The Art of Participatory Leadership

I went to a workshop with the Art of Hosting folks last week. www.artofhosting.org
entitled the Art of Participatory Leadership. Upon reflection I think it is interesting that some of the practitioners are moving from the nuetral language of calling, hosting, and conversing to the L word.

Leadership. It is a concept I struggle with in my work. To lead suggests a direction, a goal, a set of values. Yet many of us involved in collaboration shy away from leadership, worrying that to lead is antithetical to the concept of collaboration. Some of us attempt to offer our skills and resources to communities, because we believe that community-driven solutions work better. "We have tools to help you with your goals," we say. At least that is often where I am coming from. Of course all of our tools and processes are laden with values. To assert no values is a value in itself.

The Art of Hosting folks practice a wide range of participatory tools that are very much in line with the principles of CBPR and other participatory methodologies. The do this in the service of changing the world for the better. Moving toward transformative rather than incremental change.

I think their move from hosting to leadership, might stem from the insight that there are specific ideas that they value and they want to promote those values through the processes they share. I have had that insight recently. When in Omaha this winter I was challenged by a workshop participant that the policy analysis methods I was teaching could be used for anything - good or bad. That is a really important criticism.

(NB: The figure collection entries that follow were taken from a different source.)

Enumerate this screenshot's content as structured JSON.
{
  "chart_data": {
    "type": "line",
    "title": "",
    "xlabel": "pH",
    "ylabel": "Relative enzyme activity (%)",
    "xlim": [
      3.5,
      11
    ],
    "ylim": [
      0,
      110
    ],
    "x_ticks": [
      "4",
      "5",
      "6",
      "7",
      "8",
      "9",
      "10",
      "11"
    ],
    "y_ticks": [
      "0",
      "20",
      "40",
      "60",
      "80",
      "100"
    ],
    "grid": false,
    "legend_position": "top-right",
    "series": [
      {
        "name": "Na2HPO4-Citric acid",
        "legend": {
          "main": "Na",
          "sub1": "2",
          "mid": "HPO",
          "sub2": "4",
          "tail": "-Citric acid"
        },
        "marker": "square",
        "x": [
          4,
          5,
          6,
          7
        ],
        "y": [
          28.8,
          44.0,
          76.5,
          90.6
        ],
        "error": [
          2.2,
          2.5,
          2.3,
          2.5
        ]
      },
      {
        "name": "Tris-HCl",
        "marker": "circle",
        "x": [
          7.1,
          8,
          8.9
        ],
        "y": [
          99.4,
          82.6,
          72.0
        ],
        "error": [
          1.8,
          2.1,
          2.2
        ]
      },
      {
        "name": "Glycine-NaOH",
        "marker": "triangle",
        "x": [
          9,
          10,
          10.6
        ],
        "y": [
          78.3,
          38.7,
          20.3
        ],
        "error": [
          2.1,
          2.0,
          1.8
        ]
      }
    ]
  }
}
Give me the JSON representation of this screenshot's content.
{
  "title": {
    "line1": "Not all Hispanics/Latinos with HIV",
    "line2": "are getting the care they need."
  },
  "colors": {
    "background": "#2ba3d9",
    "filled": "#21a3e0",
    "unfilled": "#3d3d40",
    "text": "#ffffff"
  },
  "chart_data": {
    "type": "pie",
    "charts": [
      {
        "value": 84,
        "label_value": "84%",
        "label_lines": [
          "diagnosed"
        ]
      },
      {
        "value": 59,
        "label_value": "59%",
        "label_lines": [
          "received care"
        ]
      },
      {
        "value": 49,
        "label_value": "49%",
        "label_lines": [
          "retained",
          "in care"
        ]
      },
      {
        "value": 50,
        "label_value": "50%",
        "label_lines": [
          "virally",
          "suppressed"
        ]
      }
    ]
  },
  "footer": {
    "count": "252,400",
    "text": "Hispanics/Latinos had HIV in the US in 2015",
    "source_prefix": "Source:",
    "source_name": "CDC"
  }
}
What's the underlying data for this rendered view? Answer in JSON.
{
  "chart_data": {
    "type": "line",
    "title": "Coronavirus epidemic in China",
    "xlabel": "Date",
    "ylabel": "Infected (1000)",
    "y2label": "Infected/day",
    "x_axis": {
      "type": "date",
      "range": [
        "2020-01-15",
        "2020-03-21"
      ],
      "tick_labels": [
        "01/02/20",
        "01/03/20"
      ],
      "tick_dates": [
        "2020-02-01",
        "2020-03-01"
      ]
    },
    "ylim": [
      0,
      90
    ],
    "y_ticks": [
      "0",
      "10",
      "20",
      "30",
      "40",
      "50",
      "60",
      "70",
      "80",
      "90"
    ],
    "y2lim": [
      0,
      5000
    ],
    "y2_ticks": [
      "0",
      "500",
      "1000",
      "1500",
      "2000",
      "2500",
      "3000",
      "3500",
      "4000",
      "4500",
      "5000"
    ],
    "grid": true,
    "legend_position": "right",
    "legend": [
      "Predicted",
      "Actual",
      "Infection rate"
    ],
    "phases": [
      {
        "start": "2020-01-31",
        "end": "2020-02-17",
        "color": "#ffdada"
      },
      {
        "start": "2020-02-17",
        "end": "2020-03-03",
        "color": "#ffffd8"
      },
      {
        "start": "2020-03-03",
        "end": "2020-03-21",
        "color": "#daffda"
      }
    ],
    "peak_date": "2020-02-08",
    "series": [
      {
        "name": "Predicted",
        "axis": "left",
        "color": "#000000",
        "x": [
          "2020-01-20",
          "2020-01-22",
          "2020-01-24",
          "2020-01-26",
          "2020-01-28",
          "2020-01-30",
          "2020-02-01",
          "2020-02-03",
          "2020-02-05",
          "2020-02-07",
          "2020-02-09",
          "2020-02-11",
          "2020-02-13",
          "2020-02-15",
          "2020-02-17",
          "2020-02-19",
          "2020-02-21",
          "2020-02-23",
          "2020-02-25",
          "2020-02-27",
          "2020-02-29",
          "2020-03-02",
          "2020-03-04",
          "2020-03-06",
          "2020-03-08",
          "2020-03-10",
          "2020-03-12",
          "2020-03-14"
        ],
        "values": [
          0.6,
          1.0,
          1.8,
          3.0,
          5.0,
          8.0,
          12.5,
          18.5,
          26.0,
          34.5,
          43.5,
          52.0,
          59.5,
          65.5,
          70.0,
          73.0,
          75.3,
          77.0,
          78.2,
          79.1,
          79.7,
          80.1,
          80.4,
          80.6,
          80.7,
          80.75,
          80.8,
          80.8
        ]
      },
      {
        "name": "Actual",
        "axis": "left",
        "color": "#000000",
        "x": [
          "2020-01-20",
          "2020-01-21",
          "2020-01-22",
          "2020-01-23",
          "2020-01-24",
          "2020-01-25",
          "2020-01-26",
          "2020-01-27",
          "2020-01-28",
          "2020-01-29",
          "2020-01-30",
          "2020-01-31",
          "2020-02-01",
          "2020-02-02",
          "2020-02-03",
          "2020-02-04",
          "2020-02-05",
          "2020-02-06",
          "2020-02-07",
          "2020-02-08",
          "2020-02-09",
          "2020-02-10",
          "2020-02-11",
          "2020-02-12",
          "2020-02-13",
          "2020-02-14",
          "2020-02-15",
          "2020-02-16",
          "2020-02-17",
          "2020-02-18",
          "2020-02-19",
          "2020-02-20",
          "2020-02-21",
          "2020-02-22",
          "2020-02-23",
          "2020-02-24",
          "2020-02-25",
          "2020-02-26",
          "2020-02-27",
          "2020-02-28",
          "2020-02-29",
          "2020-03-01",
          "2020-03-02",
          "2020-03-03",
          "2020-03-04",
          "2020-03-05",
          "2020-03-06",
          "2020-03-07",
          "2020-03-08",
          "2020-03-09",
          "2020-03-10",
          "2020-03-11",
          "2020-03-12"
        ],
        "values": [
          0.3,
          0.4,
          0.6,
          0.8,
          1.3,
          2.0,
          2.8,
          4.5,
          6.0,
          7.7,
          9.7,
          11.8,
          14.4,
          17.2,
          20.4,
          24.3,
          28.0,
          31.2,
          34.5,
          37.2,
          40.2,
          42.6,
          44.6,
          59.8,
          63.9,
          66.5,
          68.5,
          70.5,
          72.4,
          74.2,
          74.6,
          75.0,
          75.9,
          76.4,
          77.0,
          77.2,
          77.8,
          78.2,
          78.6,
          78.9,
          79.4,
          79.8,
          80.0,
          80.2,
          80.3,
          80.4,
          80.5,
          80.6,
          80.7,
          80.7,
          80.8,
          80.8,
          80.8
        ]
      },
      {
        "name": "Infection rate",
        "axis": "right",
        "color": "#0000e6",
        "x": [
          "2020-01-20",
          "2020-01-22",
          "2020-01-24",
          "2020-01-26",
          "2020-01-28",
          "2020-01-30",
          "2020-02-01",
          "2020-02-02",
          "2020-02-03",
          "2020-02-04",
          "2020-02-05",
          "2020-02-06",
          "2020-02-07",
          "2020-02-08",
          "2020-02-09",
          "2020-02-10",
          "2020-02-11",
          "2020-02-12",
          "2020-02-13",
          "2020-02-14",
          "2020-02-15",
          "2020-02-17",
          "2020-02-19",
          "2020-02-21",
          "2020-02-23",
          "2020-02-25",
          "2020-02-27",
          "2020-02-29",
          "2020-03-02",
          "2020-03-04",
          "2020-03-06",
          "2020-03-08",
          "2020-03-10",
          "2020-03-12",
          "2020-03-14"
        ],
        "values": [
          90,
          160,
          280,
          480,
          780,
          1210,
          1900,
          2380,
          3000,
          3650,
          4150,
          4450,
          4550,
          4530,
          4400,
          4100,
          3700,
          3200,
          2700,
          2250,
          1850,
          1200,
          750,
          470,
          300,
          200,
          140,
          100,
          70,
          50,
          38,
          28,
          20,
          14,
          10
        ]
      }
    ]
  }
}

So in my work I am thinking about two questions:
1) How to design a collaborative process for policy design and advocacy that is a true synthesis of traditional policy design processes and participatory action strategies?
2) How to bring a discussion of inequality, and race and gender in particular, into this work?

These are the questions that I want to lead others to think about. The processes introduced by the Art of Hosting folks gave me a chance to put these questions to others. That is the genius of it. Getting people to think on your hard questions, while you help them think on theirs. Inspiring each other to work together in things we, collectively, care about. You should check them out.